Hier mal meine subjektiven Überlegungen: nahezu alle jetzt wahlberechtigten "Ossis" haben das Wahlsystem unter dem Vorgänger-Regime aktiv miterlebt und/oder sind in der Nach-Wende-Zeit mit den Erzählungen von undemokratischen Wahlen aufgewachsen. Vereinfacht dargestellt war das Wahlsystem vor allem deshalb undemokratisch, weil nur die SED bzw. die in einem ideologisch gleichgeschalteten Block zusammengefassten anderen Parteien wählbar waren. Wer abwich, dem drohten "Sanktionen" (Stichwort: Stasi).
Schauen wir auf die heutige Situation: die großen (= im Bundestag vertretenen Parteien) geben sich die größte Mühe ihre Unterschiede hervorzuheben. Dennoch entsteht häufig der Eindruck, das es bei nahezu allen großen Parteien kaum mehr nennenswerte Unterschiede gibt. Dies kann Assoziationen zu einem Block-Parteien-Wahlsystem hervor rufen, das man ja gerade erst überwunden glaubte. In dem Moment, wo ein Mensch sich in einem (Wahl-)System wieder findet, welches seinem demokratischen Empfinden zu wider läuft, wird er sich wehren. In der DDR mündete es in einer friedlichen Revolution; jetzt antworten (noch) viele mit dem Wählen einer Partei, die sich vermeintlich außerhalb des Blocks befindet. Zunächst war es die Linke. Nachdem diese sich zunehmend der "Mitte" (oder eben dem gefühlten Block) annähert, erfüllt sie diese Funktion zunehmend weniger. Und wird durch die AfD ausgetauscht.
Protestwahl, weil ein "Einfach immer weiter so" zunehmend weniger ertragbar erscheint. Und dabei ist es relativ unerheblich, ob die gewählte Protestpartei tatsächlich bessere Lösungen parat hat. Es geht vordergründig zunächst nur darum zum Ausdruck zu bringen, dass sich etwas ändern soll. Und ja, in diesem Sinne sind "die Ossis" deutlich extremer: sie sind auf Grund der Erfahrungen mit der DDR in Verbindung mit der (gefühlten oder tatsächlichen?) "Schlechter-Behandlung" (z.B. schlechterer Arbeitsmarkt, geringere Löhne, seltener in Führungspositionen u.ä.) besonders sensibel für Dinge, die sich in eine ungünstige Richtung entwickeln.
Ob die Lösung, die AfD zu wählen, dabei besonders schlau, hilfreich und/oder zielführend ist, will ich an dieser Stelle nicht kommentieren.
Ergänzung: Wenig hilfreich dürfte es aber sein, wenn die großen Parteien der Mitte ein Bild vermitteln, in dem die Randparteien (egal ob nun die Linke oder die AfD) per se gefährliche, undemokratische Extremisten sind.
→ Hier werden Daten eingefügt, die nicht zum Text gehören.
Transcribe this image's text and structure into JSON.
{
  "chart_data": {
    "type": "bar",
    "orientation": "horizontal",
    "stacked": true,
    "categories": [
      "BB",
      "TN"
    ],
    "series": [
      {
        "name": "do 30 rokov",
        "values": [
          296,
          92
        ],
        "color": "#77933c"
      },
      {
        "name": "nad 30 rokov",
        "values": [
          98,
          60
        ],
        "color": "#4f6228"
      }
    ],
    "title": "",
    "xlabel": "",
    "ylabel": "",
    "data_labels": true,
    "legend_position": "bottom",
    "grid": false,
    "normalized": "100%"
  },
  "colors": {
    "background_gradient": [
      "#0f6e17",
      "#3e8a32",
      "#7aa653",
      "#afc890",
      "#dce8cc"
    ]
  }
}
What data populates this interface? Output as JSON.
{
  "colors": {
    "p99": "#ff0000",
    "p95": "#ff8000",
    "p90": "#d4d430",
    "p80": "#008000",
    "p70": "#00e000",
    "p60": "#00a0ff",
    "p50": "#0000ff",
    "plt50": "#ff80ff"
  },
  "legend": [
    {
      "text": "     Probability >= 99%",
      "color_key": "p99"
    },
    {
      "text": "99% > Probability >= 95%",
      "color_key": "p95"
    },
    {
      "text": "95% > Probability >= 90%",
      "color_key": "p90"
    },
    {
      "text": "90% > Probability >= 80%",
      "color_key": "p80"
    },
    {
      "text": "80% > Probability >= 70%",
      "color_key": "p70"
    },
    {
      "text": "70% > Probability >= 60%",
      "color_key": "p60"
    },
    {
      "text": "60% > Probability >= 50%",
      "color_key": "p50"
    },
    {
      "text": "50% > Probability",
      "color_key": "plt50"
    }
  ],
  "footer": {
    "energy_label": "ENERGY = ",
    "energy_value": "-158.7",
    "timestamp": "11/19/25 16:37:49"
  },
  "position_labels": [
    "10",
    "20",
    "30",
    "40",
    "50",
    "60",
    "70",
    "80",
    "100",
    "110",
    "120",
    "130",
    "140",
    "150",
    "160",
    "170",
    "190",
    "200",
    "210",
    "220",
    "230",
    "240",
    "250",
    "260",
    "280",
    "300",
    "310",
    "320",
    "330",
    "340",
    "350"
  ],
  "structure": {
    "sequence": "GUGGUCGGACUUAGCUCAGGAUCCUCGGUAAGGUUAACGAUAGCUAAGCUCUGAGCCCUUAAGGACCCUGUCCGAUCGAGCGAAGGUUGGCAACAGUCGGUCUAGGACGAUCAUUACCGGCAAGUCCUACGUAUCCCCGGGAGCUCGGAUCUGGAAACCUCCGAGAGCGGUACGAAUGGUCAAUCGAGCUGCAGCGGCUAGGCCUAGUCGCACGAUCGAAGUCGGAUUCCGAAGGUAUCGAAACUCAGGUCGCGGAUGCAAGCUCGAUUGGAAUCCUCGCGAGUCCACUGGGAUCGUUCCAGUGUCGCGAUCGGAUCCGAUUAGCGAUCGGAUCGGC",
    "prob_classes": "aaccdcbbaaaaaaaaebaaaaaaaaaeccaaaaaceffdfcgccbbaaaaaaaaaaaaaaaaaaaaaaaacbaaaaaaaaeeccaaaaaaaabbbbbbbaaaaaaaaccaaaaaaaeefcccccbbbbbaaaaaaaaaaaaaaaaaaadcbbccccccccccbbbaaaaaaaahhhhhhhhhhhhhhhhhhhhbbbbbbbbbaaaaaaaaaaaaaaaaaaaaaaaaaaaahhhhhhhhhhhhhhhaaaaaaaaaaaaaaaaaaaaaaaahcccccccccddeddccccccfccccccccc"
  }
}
Das Verständnis Vieler geht wohl eher in die Richtung "solang die erlaubt sind, sind die auch demokratisch". Versucht man nun aus der Mitte (des Blocks?) diese Sichtweise mit sehr einfach gestrickten "Argumenten" (wer die wählt ist doof, Kommunist, Faschist, Querdenker, Reichsbürger, links-grün versiffter Öko-Spinner, verfassungsschutzrelevanter Delegitimierer u.ä.) zu untergraben, so darf man sich nicht wundern, wenn man das Bild eines Block-Parteien-Systems eher stärkt, indem man Erinnerungen an die Folgen bei "nicht-linientreuer" Wahl in der DDR hervorruft (Stichwort: Stasi).
Das Posting wurde vom Benutzer editiert (24.09.2021 10:45).